En las sociedades occidentales, la clase obrera como tal desaparece y,
en los últimos 20 años, queda laminada en diferentes grupos que no se
reconocen entre sí. Desaparecen también los escenarios físicos donde se
reproducía la lucha (fábrica, barrio) y, mientras tanto, la sociedad
permanece silenciosa, apática, satisfecha en apariencia.
El obrero industrial no constituye la mayoría de la población
asalariada en las sociedades capitalistas desarrolladas, y no puede
definirse ya como una clase más que desde el punto de vista
estrictamente económico, no político ni social. Pero no desaparecen los
conflictos, lo que sucede es que se dan en otros escenarios: los
suburbios, el territorio... Los protagonistas no son los de antes; la
historia les ha jubilado. Los nuevos agentes revolucionarios nacen de
las ruinas de la etapa anterior.
Aquí, el recambio, la transición, ha funcionado sin apenas fisuras.
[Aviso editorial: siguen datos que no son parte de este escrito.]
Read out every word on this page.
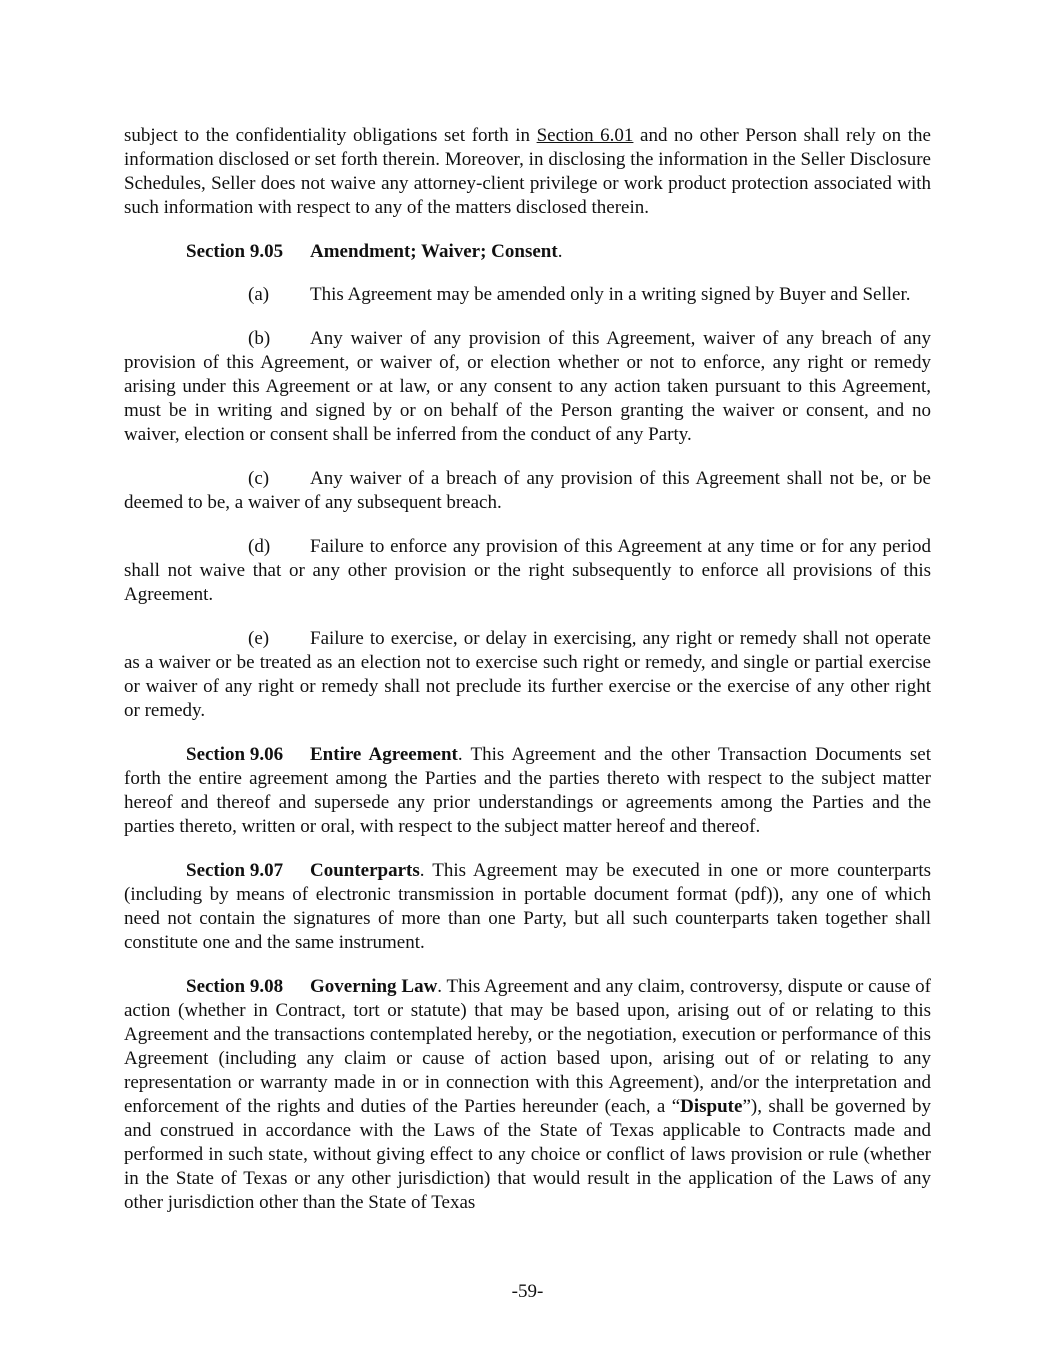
subject to the confidentiality obligations set forth in Section 6.01 and no other Person shall rely on the information disclosed or set forth therein. Moreover, in disclosing the information in the Seller Disclosure Schedules, Seller does not waive any attorney-client privilege or work product protection associated with such information with respect to any of the matters disclosed therein.

Section 9.05 Amendment; Waiver; Consent.

(a) This Agreement may be amended only in a writing signed by Buyer and Seller.

(b) Any waiver of any provision of this Agreement, waiver of any breach of any provision of this Agreement, or waiver of, or election whether or not to enforce, any right or remedy arising under this Agreement or at law, or any consent to any action taken pursuant to this Agreement, must be in writing and signed by or on behalf of the Person granting the waiver or consent, and no waiver, election or consent shall be inferred from the conduct of any Party.

(c) Any waiver of a breach of any provision of this Agreement shall not be, or be deemed to be, a waiver of any subsequent breach.

(d) Failure to enforce any provision of this Agreement at any time or for any period shall not waive that or any other provision or the right subsequently to enforce all provisions of this Agreement.

(e) Failure to exercise, or delay in exercising, any right or remedy shall not operate as a waiver or be treated as an election not to exercise such right or remedy, and single or partial exercise or waiver of any right or remedy shall not preclude its further exercise or the exercise of any other right or remedy.

Section 9.06 Entire Agreement. This Agreement and the other Transaction Documents set forth the entire agreement among the Parties and the parties thereto with respect to the subject matter hereof and thereof and supersede any prior understandings or agreements among the Parties and the parties thereto, written or oral, with respect to the subject matter hereof and thereof.

Section 9.07 Counterparts. This Agreement may be executed in one or more counterparts (including by means of electronic transmission in portable document format (pdf)), any one of which need not contain the signatures of more than one Party, but all such counterparts taken together shall constitute one and the same instrument.

Section 9.08 Governing Law. This Agreement and any claim, controversy, dispute or cause of action (whether in Contract, tort or statute) that may be based upon, arising out of or relating to this Agreement and the transactions contemplated hereby, or the negotiation, execution or performance of this Agreement (including any claim or cause of action based upon, arising out of or relating to any representation or warranty made in or in connection with this Agreement), and/or the interpretation and enforcement of the rights and duties of the Parties hereunder (each, a “Dispute”), shall be governed by and construed in accordance with the Laws of the State of Texas applicable to Contracts made and performed in such state, without giving effect to any choice or conflict of laws provision or rule (whether in the State of Texas or any other jurisdiction) that would result in the application of the Laws of any other jurisdiction other than the State of Texas

-59-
Hoy, a pesar del sostén que tiene la historia oficial, junto a los casos
de corrupción política, el desplome del modelo especulativo, asoman
luchas. Parece, que estas están protagonizadas por «desheredados», por
una juventud que no tiene posibilidad de inserción en el sistema y/o el
mercado laboral.
Hemos soportado una larga etapa de resignación consumista que ha
corrompido la mentalidad de la mayoría asalariada. El sistema desarrolló
una extraordinaria capacidad de integración cuyos resultados perduran
aun cuando las condiciones de prosperidad mercantil hayan desaparecido.
La crisis económica que ha puesto fin a la alegría consumidora no parece
que haya acarreado cambios significativos en la forma de pensar y
actuar de los ya no tan integrados. Solamente aquellos que no fueron
corrompidos por el dinero y la política porque optaron por la
marginación y la resistencia, y aquellos recién llegados que ahora el
sistema margina porque no los puede incorporar al mercado, tienen algo
que decir.
Resulta curioso que las burocracias sindicales y los partidos se
obstinen en lanzar consignas que hablan de crear empleo, algo irreal. No
se habla de «derecho a la pereza» ni de «empleo libre».
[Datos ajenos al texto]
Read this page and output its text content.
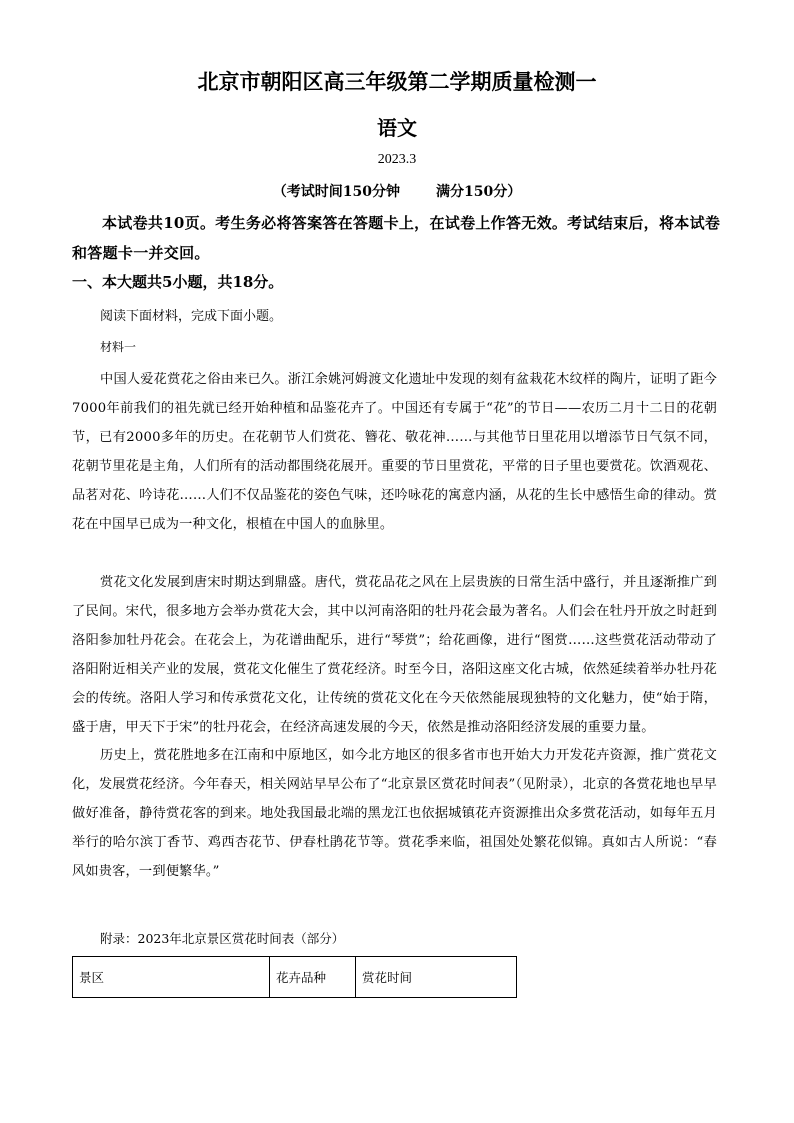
北京市朝阳区高三年级第二学期质量检测一
语文
2023.3
（考试时间150分钟	满分150分）
本试卷共10页。考生务必将答案答在答题卡上，在试卷上作答无效。考试结束后，将本试卷和答题卡一并交回。
一、本大题共5小题，共18分。
阅读下面材料，完成下面小题。
材料一
中国人爱花赏花之俗由来已久。浙江余姚河姆渡文化遗址中发现的刻有盆栽花木纹样的陶片，证明了距今7000年前我们的祖先就已经开始种植和品鉴花卉了。中国还有专属于“花”的节日——农历二月十二日的花朝节，已有2000多年的历史。在花朝节人们赏花、簪花、敬花神……与其他节日里花用以增添节日气氛不同，花朝节里花是主角，人们所有的活动都围绕花展开。重要的节日里赏花，平常的日子里也要赏花。饮酒观花、品茗对花、吟诗花……人们不仅品鉴花的姿色气味，还吟咏花的寓意内涵，从花的生长中感悟生命的律动。赏花在中国早已成为一种文化，根植在中国人的血脉里。
赏花文化发展到唐宋时期达到鼎盛。唐代，赏花品花之风在上层贵族的日常生活中盛行，并且逐渐推广到了民间。宋代，很多地方会举办赏花大会，其中以河南洛阳的牡丹花会最为著名。人们会在牡丹开放之时赶到洛阳参加牡丹花会。在花会上，为花谱曲配乐，进行“琴赏”；给花画像，进行“图赏……这些赏花活动带动了洛阳附近相关产业的发展，赏花文化催生了赏花经济。时至今日，洛阳这座文化古城，依然延续着举办牡丹花会的传统。洛阳人学习和传承赏花文化，让传统的赏花文化在今天依然能展现独特的文化魅力，使“始于隋，盛于唐，甲天下于宋”的牡丹花会，在经济高速发展的今天，依然是推动洛阳经济发展的重要力量。
历史上，赏花胜地多在江南和中原地区，如今北方地区的很多省市也开始大力开发花卉资源，推广赏花文化，发展赏花经济。今年春天，相关网站早早公布了“北京景区赏花时间表”（见附录），北京的各赏花地也早早做好准备，静待赏花客的到来。地处我国最北端的黑龙江也依据城镇花卉资源推出众多赏花活动，如每年五月举行的哈尔滨丁香节、鸡西杏花节、伊春杜鹃花节等。赏花季来临，祖国处处繁花似锦。真如古人所说：“春风如贵客，一到便繁华。”
附录：2023年北京景区赏花时间表（部分）
景区	花卉品种	赏花时间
El trabajo asalariado es la clave que sustenta todo el sistema de
dominación. Todos los defensores del orden establecido, son defensores
del trabajo. Y todos los que sufren tal orden necesitan trabajar para
sobrevivir. El «empleo» es la zanahoria del poder que determina la
actitud sumisa de los explotados frente a la explotación.
Por último, reeditar este texto, ¿puede ser útil para ayudar a que las
luchas se re-sitúen en tiempo y espacio, para que la revolución
comience en donde alguna vez se dejó?
La lectura de un texto que ofrece una visión realista de un momento
crucial de la pasada lucha de clases nunca está de más, sobre todo si se
quiere encarar el presente con una perspectiva histórica, tan necesaria
para encontrar el camino perdido de las revoluciones.